Oggi i toni della politica e dei discorsi che pure si ascoltano in metropolitana, per strada, al bar, sono molto più accesi, lividi, rabbiosi, ma anche venati di timori di vario genere. Sino ad ora i partiti (come pure le fazioni in cui si dividono le persone) si sono polarizzati su due posizioni tanto estreme quanto lontane dalla realtà: da un lato la fazione populista che ritiene l’immigrazione la fonte di tutti i mali che affliggono l’Italia, dall’altro la fazione progressista che invece ritiene il fenomeno neutro rispetto allo sviluppo, se non addirittura positivo. In questa polarizzazione trova terreno fertile la reazione comportamentale delle persone in generale, e più in particolare degli elettori.

La lotta a questo sonno della ragione passa per pillole di realismo che è necessario assumere per sviluppare, anche se tardivamente, gli anticorpi al populismo.

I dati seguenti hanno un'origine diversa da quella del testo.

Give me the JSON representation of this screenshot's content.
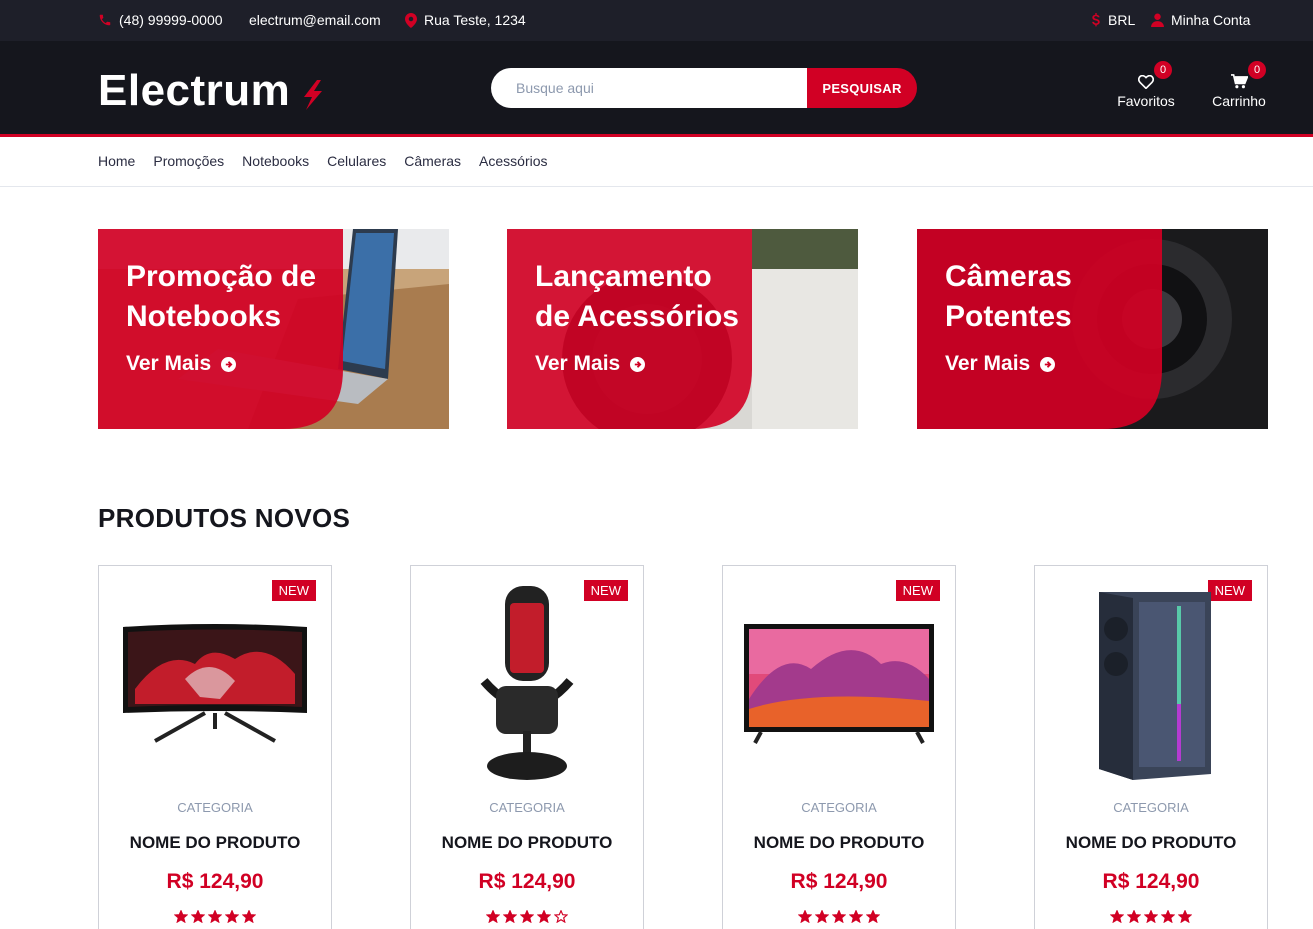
{
  "topbar": {
    "phone": "(48) 99999-0000",
    "email": "electrum@email.com",
    "address": "Rua Teste, 1234",
    "currency": "BRL",
    "account": "Minha Conta"
  },
  "header": {
    "logo": "Electrum",
    "search_placeholder": "Busque aqui",
    "search_button": "PESQUISAR",
    "favorites_label": "Favoritos",
    "favorites_count": "0",
    "cart_label": "Carrinho",
    "cart_count": "0"
  },
  "nav": [
    "Home",
    "Promoções",
    "Notebooks",
    "Celulares",
    "Câmeras",
    "Acessórios"
  ],
  "banners": [
    {
      "title": "Promoção de\nNotebooks",
      "link": "Ver Mais"
    },
    {
      "title": "Lançamento\nde Acessórios",
      "link": "Ver Mais"
    },
    {
      "title": "Câmeras\nPotentes",
      "link": "Ver Mais"
    }
  ],
  "section_title": "PRODUTOS NOVOS",
  "products": [
    {
      "badge": "NEW",
      "category": "CATEGORIA",
      "name": "NOME DO PRODUTO",
      "price": "R$ 124,90",
      "rating": 5,
      "icon": "curved-monitor-icon"
    },
    {
      "badge": "NEW",
      "category": "CATEGORIA",
      "name": "NOME DO PRODUTO",
      "price": "R$ 124,90",
      "rating": 4,
      "icon": "microphone-icon"
    },
    {
      "badge": "NEW",
      "category": "CATEGORIA",
      "name": "NOME DO PRODUTO",
      "price": "R$ 124,90",
      "rating": 5,
      "icon": "television-icon"
    },
    {
      "badge": "NEW",
      "category": "CATEGORIA",
      "name": "NOME DO PRODUTO",
      "price": "R$ 124,90",
      "rating": 5,
      "icon": "pc-case-icon"
    }
  ],
  "colors": {
    "accent": "#d10024",
    "dark": "#15161d",
    "topbar": "#1e1f29"
  }
}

Innanzitutto è bene sottolineare come ipotizzare un contributo alla crescita dell’immigrazione richiamando gli esempi di USA e Gran Bretagna è profondamente sbagliato poichè quei paesi riescono ad attrarre (anche) immigrazione qualificata che tanto contribuisce all’accrescimento della produttività e delle economie nel complesso. E’ evidente come non sia questo il caso dell’Italia ove i flussi migratori sono tendenzialmente caratterizati da un basso contenuto di capitale umano, ovvero con livelli di istruzione medio-bassi.

Questa caratteristica ha, invece, un effetto negativo sui lavoratori italiani con medesime caratteristiche. In altri termini, gli Italiani con più bassi livelli di istruzione subiscono la pressione competitiva degli immigrati e finiscono con l’accettare livelli salariali più bassi. Questo comporta un effetto negativo dell’immigrazione sui redditi delle classi più deboli, quelle stesse che hanno sofferto di più durante la crisi.

E allora non deve sorprendere che il populismo attecchisca proprio su quelle fasce della popolazione e non sarà minimizzando le capacità cognitive e culturali di quelle famiglie che si combatterà il populismo.

E’ necessario garantire un chiaro e significativo sollievo economico a chi comunque subisce la accresciuta mobilità internazionale del lavoro, magari riformulando il sistema fiscale, producendo una maggiore redistribuzione a favore dei redditi più bassi. Questa operazione non garantirà la sconfitta del populismo, ma sarà un primo passo verso il riconoscimento che la giusta e umanitaria propensione all’apertura verso migranti e rifugiati comporta tensioni in alcuni segmenti del mercato del lavoro, tensioni che hanno comunque bisogno di essere gestite con realismo.